Wednesday, May 31, 2006

Eschaton Awareness: Survival Kits, Part I

A priliminary stage in civilization reconstruction after an Eschaton event would be initial physical survival. Many survival kits are currently marketed. What can we infer about the state of Eschaton awareness or preparedness from the contents of various survival kits?

The first survival kit I will consider is the Special OPs Survival Necklace, avaiable from Special Forces survival gear.

A minimal survival kit, including a compass, firestarter, signal mirror, whistle, ID tag, wire saw, and a tiny flashlight. The marketer suggests adding fishhooks, dental floss, a condom (to use as a water bottle), and tinder.

The contents of this kit indicate a mindset that is planning for an unpleasant detour, not the Apocalypse. Items such as signal mirrors, whistles, and flares are included in survival kits with the assumption that help is available, if only one can signal for it. To the hiker lost in Joshua Tree this weekend, help will indeed be available if he can hold out for a few hours. However, this is not a safe assumption after a civilization-ending or even civilization-threatening event.

A compass is helpful for navigation only if one has a destination in mind.

Packets of storm matches are commonly included in survival kits. Fire could be considered a Foundational Technology - it provides heat and morale, aids in food preparation, and sanitizes water better than any chemical. The packet of storm matches on my desk has twenty-five matches in it. This might be enough to save the life of a lost hiker, but is a laughably short-term solution for the survivors of the Apocalypse. Of course, flint and magnesium or tinder firestarters will probably only light a few hundred fires before they are used up or wear out, but this gives the survivors time to establish and practice with sustainable methods of fire starting.

Tuesday, May 30, 2006

Synthetic Chemistry, a Foundational Technology

The purpose of this blog is primarily to get into contact with others interested in and knowledgable about the technologies upon which civilization is founded. One of these technologies is undoubtedly synthetic chemistry. I am interested in discussion of several questions, including:

1. What are the most important five (say) chemicals to begin producing, in terms of value to people, ease of production, and status as precursors of more complex valuable chemicals?

2. Given that most of the world's easily-accessible petroleum has been consumed, and that many of the most important precursors for synthetic chemicals are petrochemicals, are their other sources for precursors to the most important chemicals (e.g., plant simples) and/or other synthetic routes to these important chemicals?

I am also interested in book recommendations. In the case of synthetic chemistry, the bibliography necessary will include necessary modern chemical theory, instruction for practical synthesis (microscale), and, again, information on alternatives to petrochemical precursors.

The few books I have on this topic are geared toward the composition and structure of particular drugs, including May's Chemistry of Synthetic Drugs (5th ed., 1961), G. R. Chatwal's Synthetic Drugs (Himalaya Publishing House, 2006), and K. Misra and R. C. Dubey's Chemistry of Synthetic Drugs (South Asian Publishers, 1994).

The goal of the bibliography is to provide adequate information to allow a group of intelligent laypeople (say, lawyers, philosophers, mathematicians, or computer programmers) to reproduce the technology without assuming any previous knowledge. With technologies such as surgery, this is clearly laughable, but this project exists to test those limits.

Agriculture, a Foundational Technology

Part I. Why agriculture?

The only alternative to agriculture (other than photosynthesis) is hunting/gathering. The hunting/gathering lifestyle must be rejected as a long-term mode for survivors of a civilization-ending event because agriculture can support much higher population densities. This is critical for the following reasons:

1. The world currently supports a much higher population than will be maintainable after an Eschaton event. Quick adoption of agricultural methods will mean that fewer people will have to die. This is presumably desirable both ethically (it is better to save people than to let them die of starvation) and genetically (the greater the population maintained after the Eschaton, the greater the genetic diversity, and hence the prospects for the sustained survival of the species).
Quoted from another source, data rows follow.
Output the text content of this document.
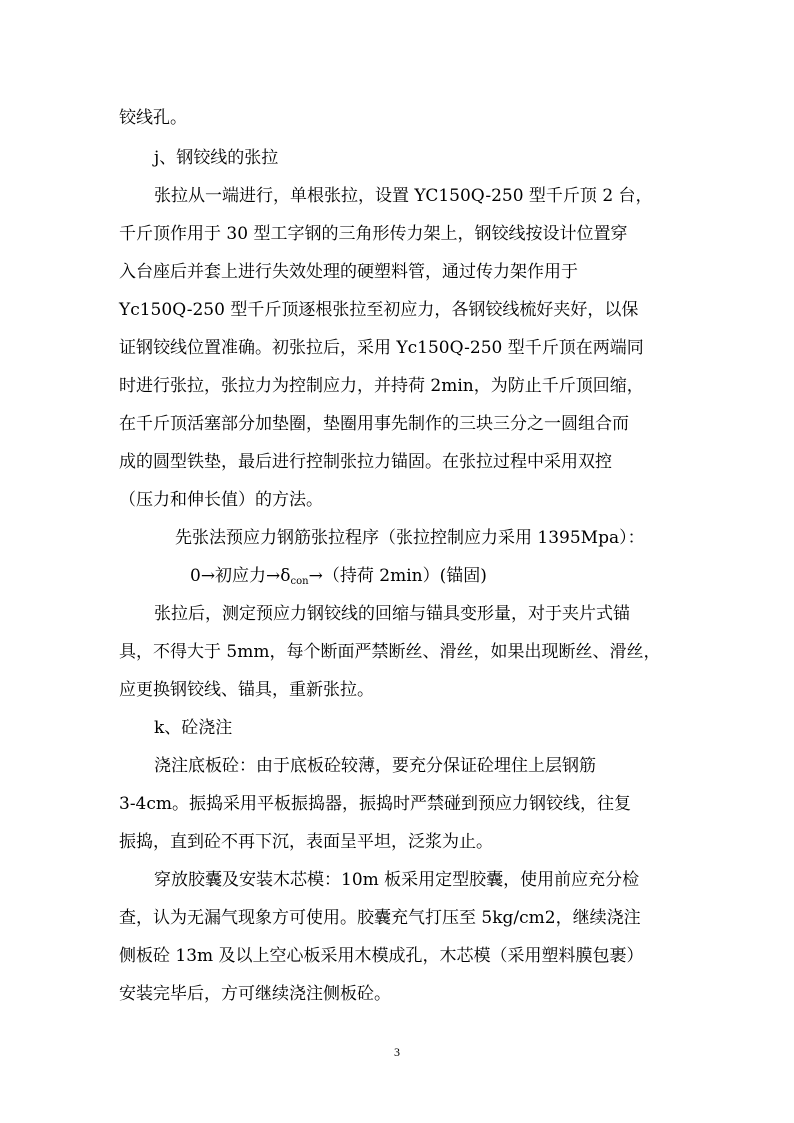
铰线孔。
j、钢铰线的张拉
张拉从一端进行，单根张拉，设置 YC150Q-250 型千斤顶 2 台，
千斤顶作用于 30 型工字钢的三角形传力架上，钢铰线按设计位置穿
入台座后并套上进行失效处理的硬塑料管，通过传力架作用于
Yc150Q-250 型千斤顶逐根张拉至初应力，各钢铰线梳好夹好，以保
证钢铰线位置准确。初张拉后，采用 Yc150Q-250 型千斤顶在两端同
时进行张拉，张拉力为控制应力，并持荷 2min，为防止千斤顶回缩，
在千斤顶活塞部分加垫圈，垫圈用事先制作的三块三分之一圆组合而
成的圆型铁垫，最后进行控制张拉力锚固。在张拉过程中采用双控
（压力和伸长值）的方法。
先张法预应力钢筋张拉程序（张拉控制应力采用 1395Mpa）：
0→初应力$\to\delta_{con}\to$（持荷 2min）(锚固)
张拉后，测定预应力钢铰线的回缩与锚具变形量，对于夹片式锚
具，不得大于 5mm，每个断面严禁断丝、滑丝，如果出现断丝、滑丝，
应更换钢铰线、锚具，重新张拉。
k、砼浇注
浇注底板砼：由于底板砼较薄，要充分保证砼埋住上层钢筋
3-4cm。振捣采用平板振捣器，振捣时严禁碰到预应力钢铰线，往复
振捣，直到砼不再下沉，表面呈平坦，泛浆为止。
穿放胶囊及安装木芯模：10m 板采用定型胶囊，使用前应充分检
查，认为无漏气现象方可使用。胶囊充气打压至 5kg/cm2，继续浇注
侧板砼 13m 及以上空心板采用木模成孔，木芯模（采用塑料膜包裹）
安装完毕后，方可继续浇注侧板砼。
3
2. A group adopting a hunter/gatherer lifestyle would be quickly overwhelmed (and either eliminated or assimilated) by any nearby groups choosing agriculture, as has historically happened in virtually every situation where an agricultural civilization has come into contact with a hunting/gathering one. (See, e.g., Jared Diamond, Guns, Germs, & Steel.)
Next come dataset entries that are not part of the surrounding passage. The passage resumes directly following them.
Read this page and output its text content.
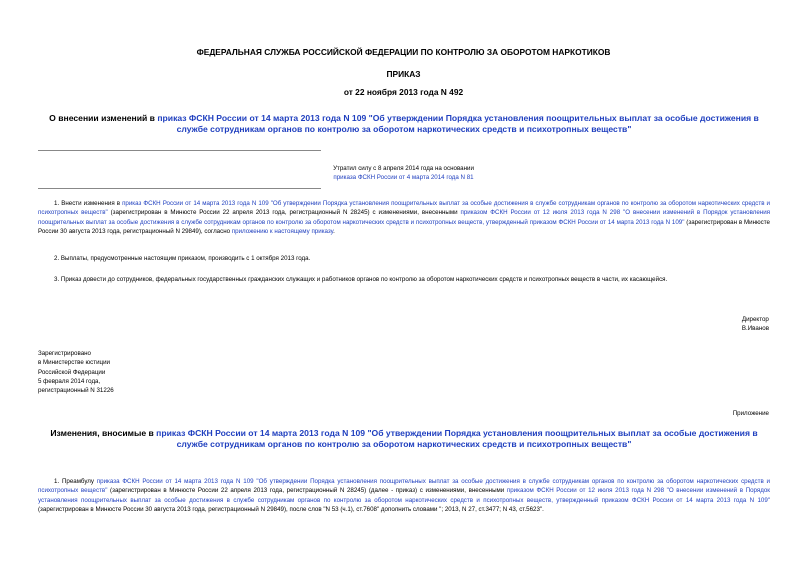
ФЕДЕРАЛЬНАЯ СЛУЖБА РОССИЙСКОЙ ФЕДЕРАЦИИ ПО КОНТРОЛЮ ЗА ОБОРОТОМ НАРКОТИКОВ
ПРИКАЗ
от 22 ноября 2013 года N 492
О внесении изменений в приказ ФСКН России от 14 марта 2013 года N 109 "Об утверждении Порядка установления поощрительных выплат за особые достижения в службе сотрудникам органов по контролю за оборотом наркотических средств и психотропных веществ"
Утратил силу с 8 апреля 2014 года на основании
приказа ФСКН России от 4 марта 2014 года N 81
1. Внести изменения в приказ ФСКН России от 14 марта 2013 года N 109 "Об утверждении Порядка установления поощрительных выплат за особые достижения в службе сотрудникам органов по контролю за оборотом наркотических средств и психотропных веществ" (зарегистрирован в Минюсте России 22 апреля 2013 года, регистрационный N 28245) с изменениями, внесенными приказом ФСКН России от 12 июля 2013 года N 298 "О внесении изменений в Порядок установления поощрительных выплат за особые достижения в службе сотрудникам органов по контролю за оборотом наркотических средств и психотропных веществ, утвержденный приказом ФСКН России от 14 марта 2013 года N 109" (зарегистрирован в Минюсте России 30 августа 2013 года, регистрационный N 29849), согласно приложению к настоящему приказу.
2. Выплаты, предусмотренные настоящим приказом, производить с 1 октября 2013 года.
3. Приказ довести до сотрудников, федеральных государственных гражданских служащих и работников органов по контролю за оборотом наркотических средств и психотропных веществ в части, их касающейся.
Директор
В.Иванов
Зарегистрировано
в Министерстве юстиции
Российской Федерации
5 февраля 2014 года,
регистрационный N 31226
Приложение
Изменения, вносимые в приказ ФСКН России от 14 марта 2013 года N 109 "Об утверждении Порядка установления поощрительных выплат за особые достижения в службе сотрудникам органов по контролю за оборотом наркотических средств и психотропных веществ"
1. Преамбулу приказа ФСКН России от 14 марта 2013 года N 109 "Об утверждении Порядка установления поощрительных выплат за особые достижения в службе сотрудникам органов по контролю за оборотом наркотических средств и психотропных веществ" (зарегистрирован в Минюсте России 22 апреля 2013 года, регистрационный N 28245) (далее - приказ) с изменениями, внесенными приказом ФСКН России от 12 июля 2013 года N 298 "О внесении изменений в Порядок установления поощрительных выплат за особые достижения в службе сотрудникам органов по контролю за оборотом наркотических средств и психотропных веществ, утвержденный приказом ФСКН России от 14 марта 2013 года N 109" (зарегистрирован в Минюсте России 30 августа 2013 года, регистрационный N 29849), после слов "N 53 (ч.1), ст.7608" дополнить словами "; 2013, N 27, ст.3477; N 43, ст.5623".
3. The population density allowed by agriculture may be important in establishing other foundational technologies of civilization, such as medicine, chemistry, and metallurgy.


Many believe that the indefinite survival of humans is a desirable goal. The preservation of certain foundational technologies beyond an "Eschaton" event could reduce the suffering of any survivors and increase the likelihood of their sustained survival. The current paradoxical dispersal and concentration of foundational technology, due to extreme specialization, render it unlikely that a representative group of humans could restart civilization. Advance planning could increase that likelihood.